Undo the camshaft sprocket retaining nut. Be careful not to let this fall down the timing chest into the sump. It happened to me, and you can leave it in the sump, but it is not recommened. Dont take the sprocket off yet. On the distributor side of the camchain there is a tensioner. You need a torch, it looks like a screw. Should be white, but probably yellowish brown with age/heat. Put a screwdriver into the slot and PUSH DOWN before turning clockwise about half a turn. These babys break really easily, so be careful.
The cam chain should be de-tensioned now. Before you pull the sprocket off, loop some wire through the holes and get ready to tie it back around the radiator cap. Pull the sprocket and chain off as one, being careful not to jump any teeth. Its not the end of the world if you do jump a tooth, thats why the engine is set to TDC #1. Because the cam has a dowel which lines up with the sprocket, you can retime everything. Undo the bolts that hold the rockers in and lift out as a set. NOTE: these are matched, so dont mix them up. (The rockers, not the bolts!)

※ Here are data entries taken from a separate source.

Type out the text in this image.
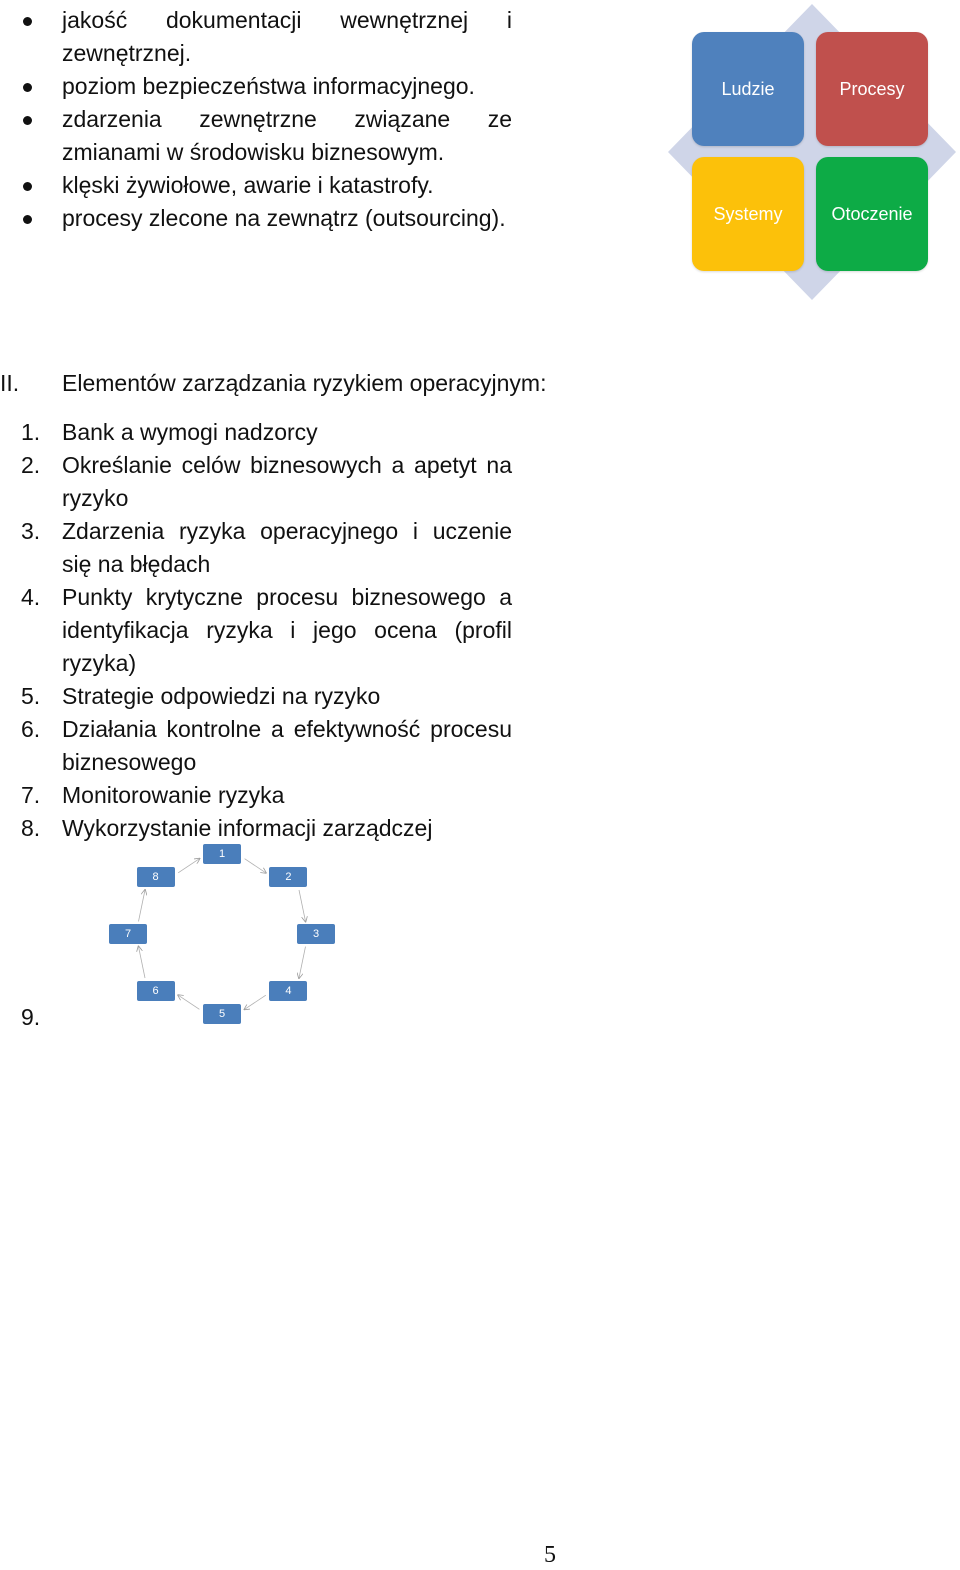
jakość dokumentacji wewnętrznej i zewnętrznej.
poziom bezpieczeństwa informacyjnego.
zdarzenia zewnętrzne związane ze zmianami w środowisku biznesowym.
klęski żywiołowe, awarie i katastrofy.
procesy zlecone na zewnątrz (outsourcing).
Ludzie	Procesy
Systemy	Otoczenie
II. Elementów zarządzania ryzykiem operacyjnym:
1. Bank a wymogi nadzorcy
2. Określanie celów biznesowych a apetyt na ryzyko
3. Zdarzenia ryzyka operacyjnego i uczenie się na błędach
4. Punkty krytyczne procesu biznesowego a identyfikacja ryzyka i jego ocena (profil ryzyka)
5. Strategie odpowiedzi na ryzyko
6. Działania kontrolne a efektywność procesu biznesowego
7. Monitorowanie ryzyka
8. Wykorzystanie informacji zarządczej
9.
1
2
3
4
5
6
7
8
5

Now the cam will come out with a gentle bump. Put your new cam in, remembering to grease the lobes and journals with a molybendium grease to protect it for the initial startup. Do everthing in reverse to complete. *NOTE*!!: You must reset the valve clearances as the new cam will have different lift values. If you don't do this the engine probably wont start, but if it does, you will burn your valves! Set them when the engine is completely cold. Inlet: 0.15", Exhaust: 0.25"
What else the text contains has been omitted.